Questo i manifestanti di Tataouine lo hanno imparato dagli eventi di 3
anni fa e adesso non vogliono che questa storia si ripeta.
Nel
primo caso si dovrebbe trovare una sintesi tattica per utilizzare
entrambi gli strumenti: l’organizzazione della popolazione come spina
dorsale e il supporto dei lavoratori di altri settori organizzati
dall’UGTT; ciò è possibile solo se l’UGTT, in particolare la segreteria
nazionale, rinunci a velleità egemoniche per meri tornaconti
particolaristici riconducibili al fatto di guadagnare terreno nel
rapporto di forza tra se stessa ed il governo.
Intanto il
presidente della repubblica Kais Saied è di rientro dalla visita di
Stato in Francia dove a margine della conferenza stampa con Macron è
stato accolto da alcuni tunisini residenti con cori di “dégagé” e
“Tataouine, Tataouine”, un manifestante ha provocato l’ira del
presidente affermando che anche lui, nonostante avesse parlato di
sviluppo locale e territoriale ha gettato solo sabbia negli occhi non
intervenendo in maniera costruttiva sui problemi sociali di questi
giorni.
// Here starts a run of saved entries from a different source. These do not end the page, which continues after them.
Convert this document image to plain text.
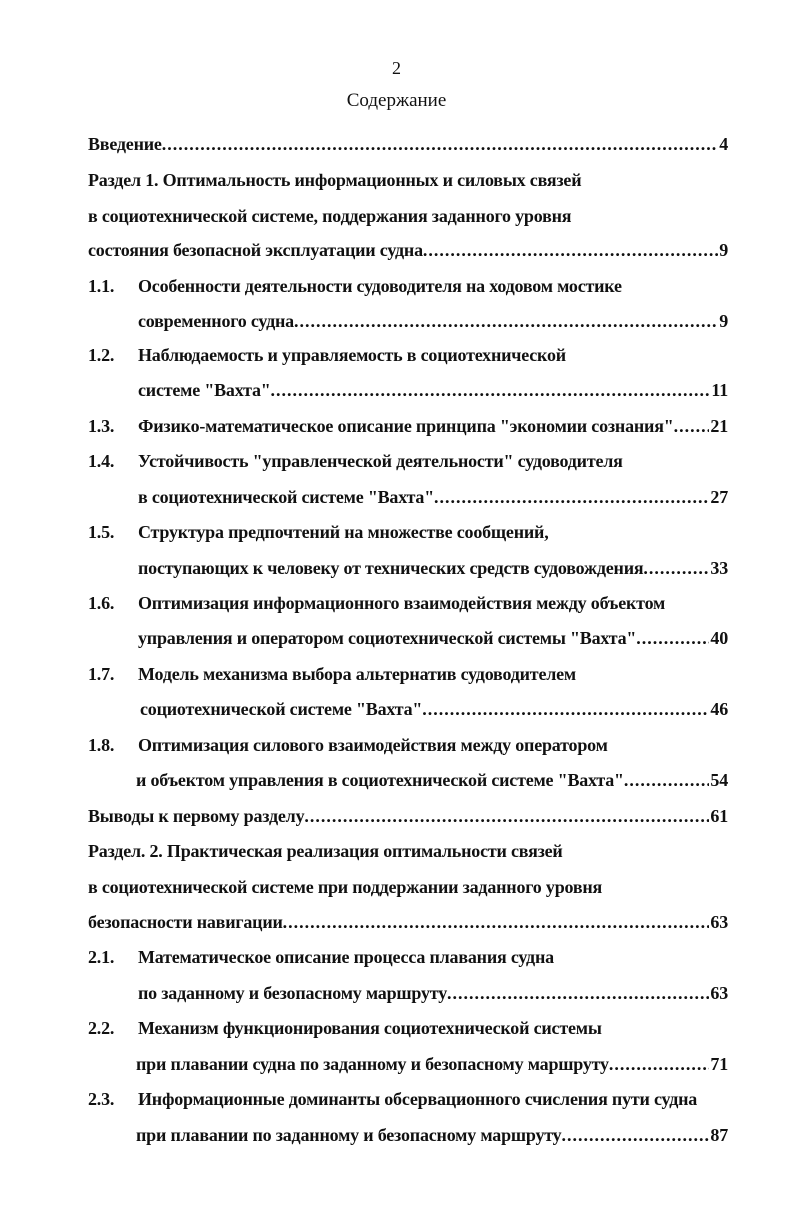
2
Содержание
Введение .....	4
Раздел 1. Оптимальность информационных и силовых связей
в социотехнической системе, поддержания заданного уровня
состояния безопасной эксплуатации судна .....	9
1.1.	Особенности деятельности судоводителя на ходовом мостике
современного судна .....	9
1.2.	Наблюдаемость и управляемость в социотехнической
системе "Вахта" .....	11
1.3.	Физико-математическое описание принципа "экономии сознания" ..... 21
1.4.	Устойчивость "управленческой деятельности" судоводителя
в социотехнической системе "Вахта" .....	27
1.5.	Структура предпочтений на множестве сообщений,
поступающих к человеку от технических средств судовождения .....	33
1.6.	Оптимизация информационного взаимодействия между объектом
управления и оператором социотехнической системы "Вахта" .....	40
1.7.	Модель механизма выбора альтернатив судоводителем
социотехнической системе "Вахта" .....	46
1.8.	Оптимизация силового взаимодействия между оператором
и объектом управления в социотехнической системе "Вахта" .....	54
Выводы к первому разделу .....	61
Раздел. 2. Практическая реализация оптимальности связей
в социотехнической системе при поддержании заданного уровня
безопасности навигации .....	63
2.1.	Математическое описание процесса плавания судна
по заданному и безопасному маршруту .....	63
2.2.	Механизм функционирования социотехнической системы
при плавании судна по заданному и безопасному маршруту .....	71
2.3.	Информационные доминанты обсервационного счисления пути судна
при плавании по заданному и безопасному маршруту .....	87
Infine con una nota il presidente ha annunciato che organizzerà
un incontro con i manifestanti di Tataouine nei prossimi giorni.
Il problema vissuto da regioni marginali
della Tunisia come Tataouine sicuramente è legato alla natura
neocoloniale del paese in cui le risorse nazionali sono svenduta
all’imperialismo dalla borghesia burocratica-compradora al potere ma
anche da come si è sviluppato storicamente la costruzione dello Stato
nazionale semi-indipendente proprio da questo tipo di borghesia
parassitaria che ha favorito alcune regioni piuttosto che altre
riproponendo all’interno del paese alcune dinamiche proprie dell’ex
potere coloniale, dinamiche ben analizzate illo tempore da Frantz Fanon. Difficilmente sarà sufficiente l’approccio demagogico proprio di Kais Saied su tali questioni.